AS MINHAS CONVERSAS POR AÍ

quarta-feira, 17 de outubro de 2012

PARTAM, O VOSSO FUTURO NÃO MORA AQUI


Ao que se lê no Público, um enfermeiro que se sentiu obrigado a emigrar por ausência de futuro em Portugal, escreveu a Cavaco Silva uma carta de despedida. Sabemos todos que sempre fomos um país de emigrantes pelo que a situação não é estranha e deve, apesar de tudo, ser encarada com alguma serenidade.
O que é inquietante, é que durante muitos anos a emigração se realizava na busca de melhores condições de vida, a agora a emigração realiza-se à procura da própria vida, muitos dos jovens não têm condições de vida, têm nada e partem à procura, não de melhor, mas de qualquer coisa.
Este vazio que aqui se sente é angustiante, sobretudo para quem está começar, se sente qualificado e com o desejo de construção de um projecto de vida viável e bem sucedido.
Há uns tempos foi divulgado um trabalho realizado pela Federação Académica do Porto junto de estudantes do ensino superior de diferentes instituições em que se concluiu que 69 % dos inquiridos admite emigrar em busca de melhores condições de realização pessoal e profissional.
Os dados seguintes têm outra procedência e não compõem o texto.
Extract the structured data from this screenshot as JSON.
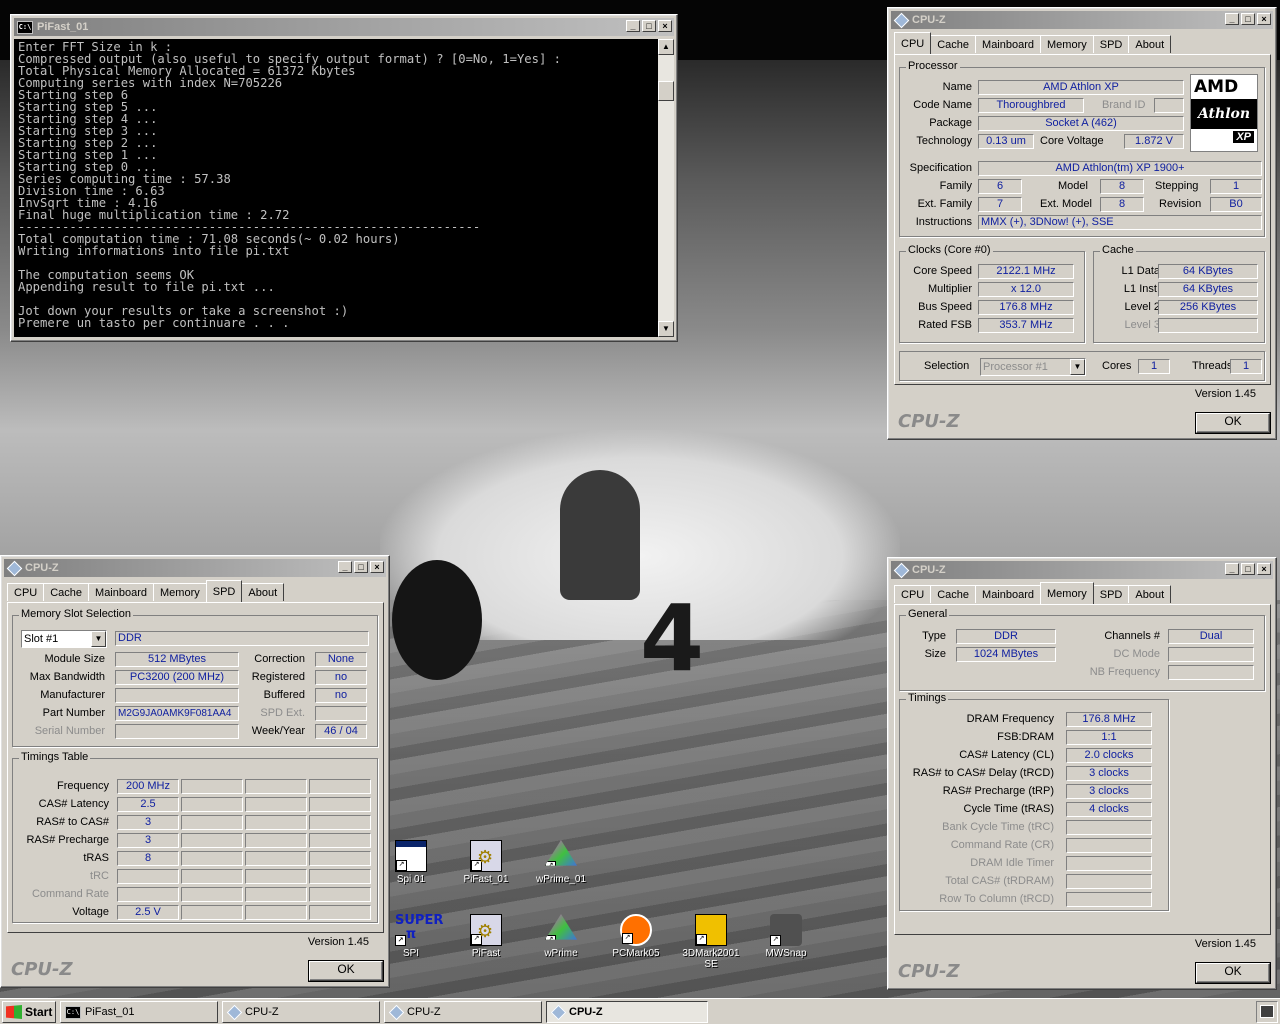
{
  "console": {
    "title": "PiFast_01",
    "lines": [
      "Enter FFT Size in k :",
      "Compressed output (also useful to specify output format) ? [0=No, 1=Yes] :",
      "Total Physical Memory Allocated = 61372 Kbytes",
      "Computing series with index N=705226",
      "Starting step 6",
      "Starting step 5 ...",
      "Starting step 4 ...",
      "Starting step 3 ...",
      "Starting step 2 ...",
      "Starting step 1 ...",
      "Starting step 0 ...",
      "Series computing time : 57.38",
      "Division time : 6.63",
      "InvSqrt time : 4.16",
      "Final huge multiplication time : 2.72",
      "---------------------------------------------------------------",
      "Total computation time : 71.08 seconds(~ 0.02 hours)",
      "Writing informations into file pi.txt",
      "",
      "The computation seems OK",
      "Appending result to file pi.txt ...",
      "",
      "Jot down your results or take a screenshot :)",
      "Premere un tasto per continuare . . ."
    ]
  },
  "tabs": [
    "CPU",
    "Cache",
    "Mainboard",
    "Memory",
    "SPD",
    "About"
  ],
  "cpu_window": {
    "title": "CPU-Z",
    "selected_tab": "CPU",
    "processor": {
      "group": "Processor",
      "name_label": "Name",
      "name": "AMD Athlon XP",
      "codename_label": "Code Name",
      "codename": "Thoroughbred",
      "brand_id_label": "Brand ID",
      "brand_id": "",
      "package_label": "Package",
      "package": "Socket A (462)",
      "technology_label": "Technology",
      "technology": "0.13 um",
      "core_voltage_label": "Core Voltage",
      "core_voltage": "1.872 V",
      "spec_label": "Specification",
      "spec": "AMD Athlon(tm) XP 1900+",
      "family_label": "Family",
      "family": "6",
      "model_label": "Model",
      "model": "8",
      "stepping_label": "Stepping",
      "stepping": "1",
      "ext_family_label": "Ext. Family",
      "ext_family": "7",
      "ext_model_label": "Ext. Model",
      "ext_model": "8",
      "revision_label": "Revision",
      "revision": "B0",
      "instructions_label": "Instructions",
      "instructions": "MMX (+), 3DNow! (+), SSE",
      "logo": {
        "brand": "AMD",
        "line": "Athlon",
        "suffix": "XP"
      }
    },
    "clocks": {
      "group": "Clocks (Core #0)",
      "core_speed_label": "Core Speed",
      "core_speed": "2122.1 MHz",
      "multiplier_label": "Multiplier",
      "multiplier": "x 12.0",
      "bus_speed_label": "Bus Speed",
      "bus_speed": "176.8 MHz",
      "rated_fsb_label": "Rated FSB",
      "rated_fsb": "353.7 MHz"
    },
    "cache": {
      "group": "Cache",
      "l1d_label": "L1 Data",
      "l1d": "64 KBytes",
      "l1i_label": "L1 Inst.",
      "l1i": "64 KBytes",
      "l2_label": "Level 2",
      "l2": "256 KBytes",
      "l3_label": "Level 3",
      "l3": ""
    },
    "selection_label": "Selection",
    "selection": "Processor #1",
    "cores_label": "Cores",
    "cores": "1",
    "threads_label": "Threads",
    "threads": "1",
    "version": "Version 1.45",
    "brand": "CPU-Z",
    "ok": "OK"
  },
  "spd_window": {
    "title": "CPU-Z",
    "selected_tab": "SPD",
    "slot_group": "Memory Slot Selection",
    "slot": "Slot #1",
    "type": "DDR",
    "module_size_label": "Module Size",
    "module_size": "512 MBytes",
    "max_bw_label": "Max Bandwidth",
    "max_bw": "PC3200 (200 MHz)",
    "manufacturer_label": "Manufacturer",
    "manufacturer": "",
    "part_label": "Part Number",
    "part": "M2G9JA0AMK9F081AA4",
    "serial_label": "Serial Number",
    "serial": "",
    "correction_label": "Correction",
    "correction": "None",
    "registered_label": "Registered",
    "registered": "no",
    "buffered_label": "Buffered",
    "buffered": "no",
    "spd_ext_label": "SPD Ext.",
    "spd_ext": "",
    "week_year_label": "Week/Year",
    "week_year": "46 / 04",
    "timings_group": "Timings Table",
    "timings": [
      {
        "label": "Frequency",
        "value": "200 MHz",
        "dim": false
      },
      {
        "label": "CAS# Latency",
        "value": "2.5",
        "dim": false
      },
      {
        "label": "RAS# to CAS#",
        "value": "3",
        "dim": false
      },
      {
        "label": "RAS# Precharge",
        "value": "3",
        "dim": false
      },
      {
        "label": "tRAS",
        "value": "8",
        "dim": false
      },
      {
        "label": "tRC",
        "value": "",
        "dim": true
      },
      {
        "label": "Command Rate",
        "value": "",
        "dim": true
      },
      {
        "label": "Voltage",
        "value": "2.5 V",
        "dim": false
      }
    ],
    "version": "Version 1.45",
    "brand": "CPU-Z",
    "ok": "OK"
  },
  "mem_window": {
    "title": "CPU-Z",
    "selected_tab": "Memory",
    "general_group": "General",
    "type_label": "Type",
    "type": "DDR",
    "size_label": "Size",
    "size": "1024 MBytes",
    "channels_label": "Channels #",
    "channels": "Dual",
    "dc_mode_label": "DC Mode",
    "dc_mode": "",
    "nb_freq_label": "NB Frequency",
    "nb_freq": "",
    "timings_group": "Timings",
    "timings": [
      {
        "label": "DRAM Frequency",
        "value": "176.8 MHz",
        "dim": false
      },
      {
        "label": "FSB:DRAM",
        "value": "1:1",
        "dim": false
      },
      {
        "label": "CAS# Latency (CL)",
        "value": "2.0 clocks",
        "dim": false
      },
      {
        "label": "RAS# to CAS# Delay (tRCD)",
        "value": "3 clocks",
        "dim": false
      },
      {
        "label": "RAS# Precharge (tRP)",
        "value": "3 clocks",
        "dim": false
      },
      {
        "label": "Cycle Time (tRAS)",
        "value": "4 clocks",
        "dim": false
      },
      {
        "label": "Bank Cycle Time (tRC)",
        "value": "",
        "dim": true
      },
      {
        "label": "Command Rate (CR)",
        "value": "",
        "dim": true
      },
      {
        "label": "DRAM Idle Timer",
        "value": "",
        "dim": true
      },
      {
        "label": "Total CAS# (tRDRAM)",
        "value": "",
        "dim": true
      },
      {
        "label": "Row To Column (tRCD)",
        "value": "",
        "dim": true
      }
    ],
    "version": "Version 1.45",
    "brand": "CPU-Z",
    "ok": "OK"
  },
  "desktop": {
    "wallpaper_number": "4",
    "icons_row1": [
      {
        "name": "spi-01-icon",
        "label": "Spi 01",
        "kind": "prog"
      },
      {
        "name": "pifast-01-icon",
        "label": "PiFast_01",
        "kind": "gear"
      },
      {
        "name": "wprime-01-icon",
        "label": "wPrime_01",
        "kind": "pyr"
      }
    ],
    "icons_row2": [
      {
        "name": "superpi-icon",
        "label": "SPI",
        "kind": "super"
      },
      {
        "name": "pifast-icon",
        "label": "PiFast",
        "kind": "gear"
      },
      {
        "name": "wprime-icon",
        "label": "wPrime",
        "kind": "pyr"
      },
      {
        "name": "pcmark05-icon",
        "label": "PCMark05",
        "kind": "pcm"
      },
      {
        "name": "3dmark2001se-icon",
        "label": "3DMark2001 SE",
        "kind": "tdm"
      },
      {
        "name": "mwsnap-icon",
        "label": "MWSnap",
        "kind": "cam"
      }
    ]
  },
  "taskbar": {
    "start": "Start",
    "tasks": [
      "PiFast_01",
      "CPU-Z",
      "CPU-Z",
      "CPU-Z"
    ]
  }
}
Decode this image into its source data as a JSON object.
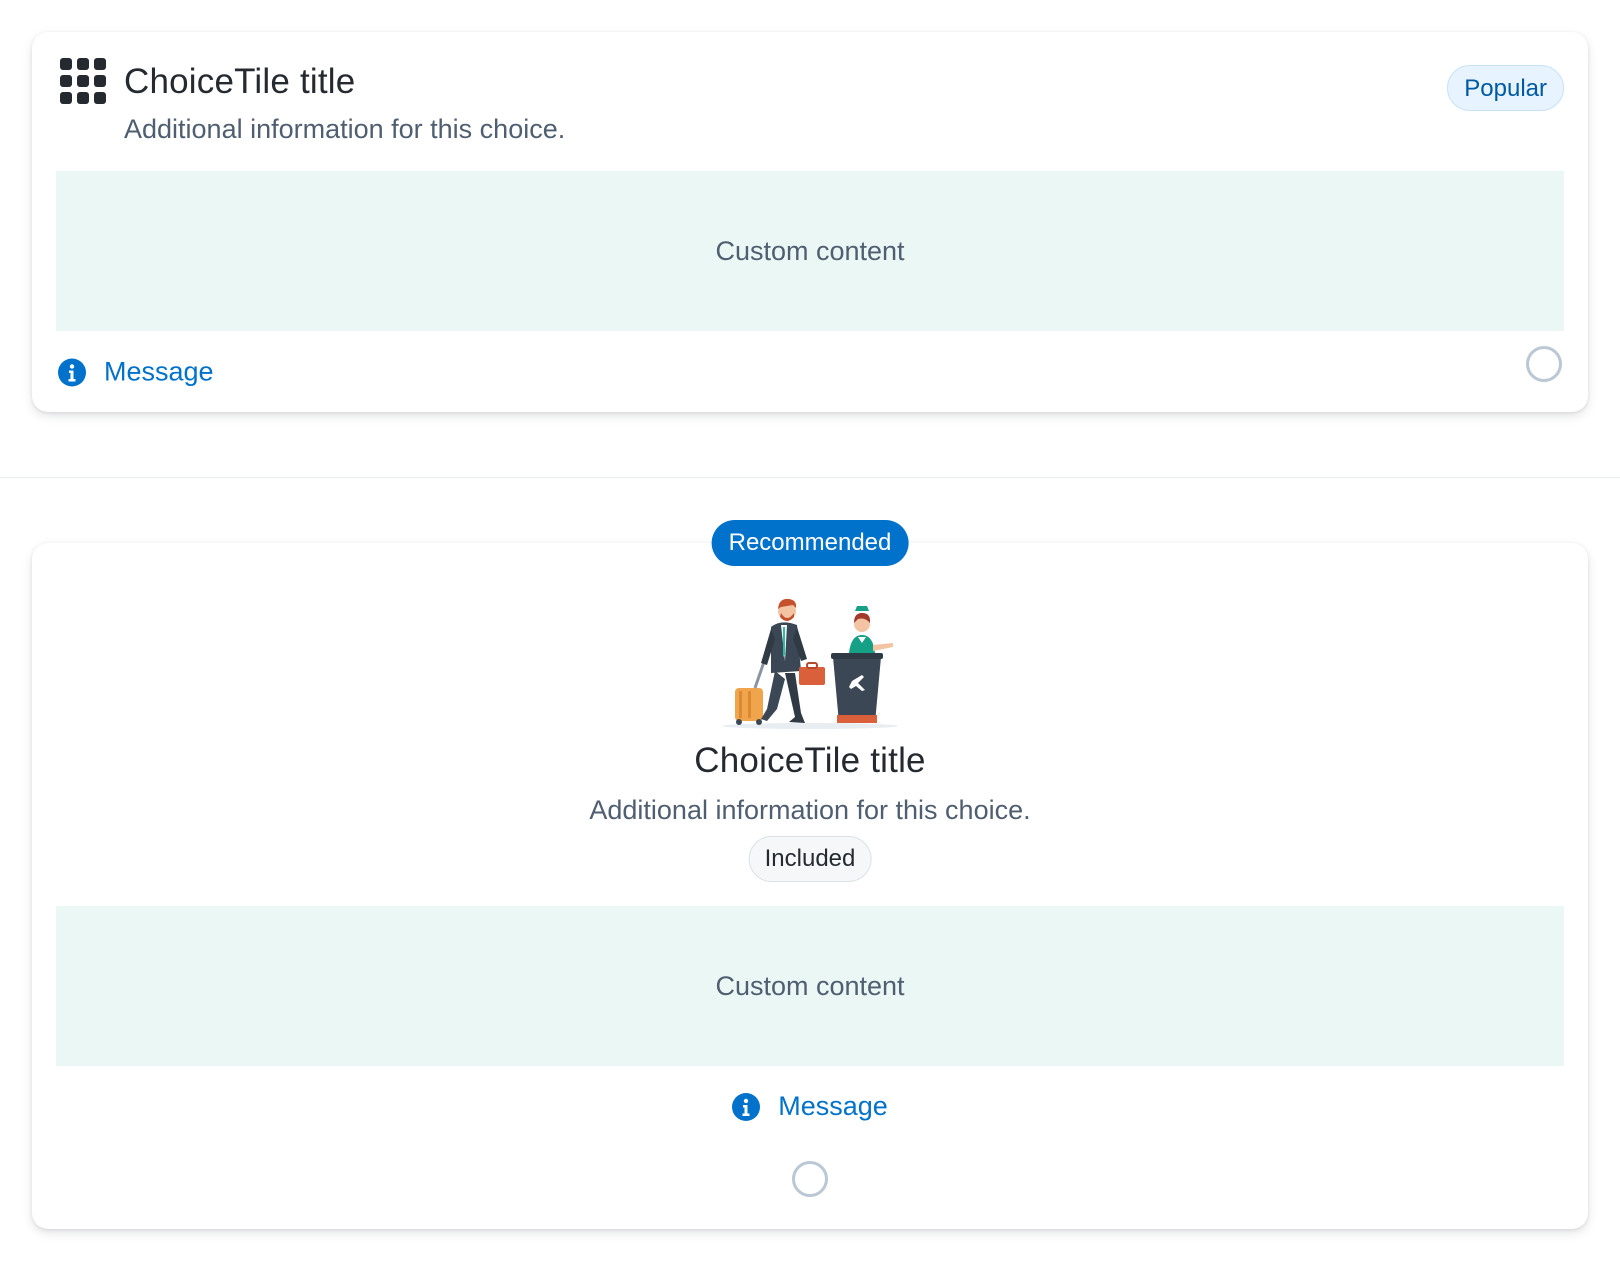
{
  "tile_top": {
    "icon": "apps-grid-icon",
    "title": "ChoiceTile title",
    "description": "Additional information for this choice.",
    "badge": "Popular",
    "custom_content": "Custom content",
    "message": "Message",
    "message_icon": "info-icon",
    "selected": false
  },
  "tile_bottom": {
    "badge": "Recommended",
    "illustration": "airport-check-in-illustration",
    "title": "ChoiceTile title",
    "description": "Additional information for this choice.",
    "tag": "Included",
    "custom_content": "Custom content",
    "message": "Message",
    "message_icon": "info-icon",
    "selected": false
  },
  "colors": {
    "primary": "#0172cb",
    "popular_badge_bg": "#e7f3ff",
    "custom_content_bg": "#ebf7f4",
    "title": "#252a31",
    "secondary_text": "#4f5e71",
    "radio_border": "#bac7d5"
  }
}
Apesar da cautela sobre as conclusões que o trabalho merece, o número é elevado e demonstrativo das baixas expectativas sobre o seu futuro próximo que muitos estudantes revelam o que me parece preocupante. Em todo o caso, cerca de 85 % dos inquiridos que admitem sair, afirma querer voltar a Portugal.
Lembramo-nos ainda da intervenção do Ministro Miguel Relvas, que certamente não teria tempo para responder a um inquérito deste tipo durante a sua licenciatura, aliás, também não pensaria em partir, porque o seu futuro estava garantido dentro de portas por efeitos do alpinismo partidário. Disse então Miguel Relvas dirigindo-se aos jovens mais qualificados, "ide procurar fora de portas o vosso futuro”.
Parece-me relativamente claro que a questão central nesta matéria não é o movimento que desde há muito os portugueses realizam de procurar trabalho fora do país. Como é óbvio as pessoas, cada pessoa, procurará dentro das suas disponibilidades, capacidades e motivações construir um projecto de vida em que se realize e esse projecto de vida pode, evidentemente, passar por emigrar. Sabemos e isso é desejável em diferentes perspectivas, que estes fluxos se realizem, mas esta não é a questão central.
O que me parece fortemente significativo é o que representa de descrença de tanta gente, de que seja possível desenvolver um projecto de vida viável e com potencial de realização pessoal e profissional no nosso país.
Nesto contexto, como tenho referido, as declarações dos responsáveis políticos assumem particular importância. Não podem assumir que a solução para os problemas das pessoas, por exemplo o desemprego, é abandonar o país, particularmente um país, Portugal, com sérias necessidades de mão-de-obra qualificada, um dos mais baixos níveis de qualificação da Europa e um dos grandes obstáculos ao nosso desenvolvimento, não pode acenar com a “sugestão” de emigração exactamente para a franja mais qualificada da nossa população. Trata-se uma visão absolutamente inaceitável.
Estes discursos vindos de quem lidera e de quem a comunidade espera, é a sua função, um contributo decisivo para atenuar ou, em tese, resolver os problemas do país, transmite incompetência, impotência e finalmente desistência face a esses problemas que se repercutem na forma como os mais novos encaram o futuro. Provavelmente, os dados do inquérito também se inscrevem nesta repercussão, o pessimismo e a falta de confiança.
Admito que face à intenção expressa por tantos estudantes surjam, como sempre, as vozes que referem o realismo destes discursos, das efectivas poucas oportunidades de trabalho para muitos jovens qualificados, mas, insisto no que disse há tempos, “mandar” essa gente embora de um país como o nosso é delinquência política. Lamentavelmente, não estranho.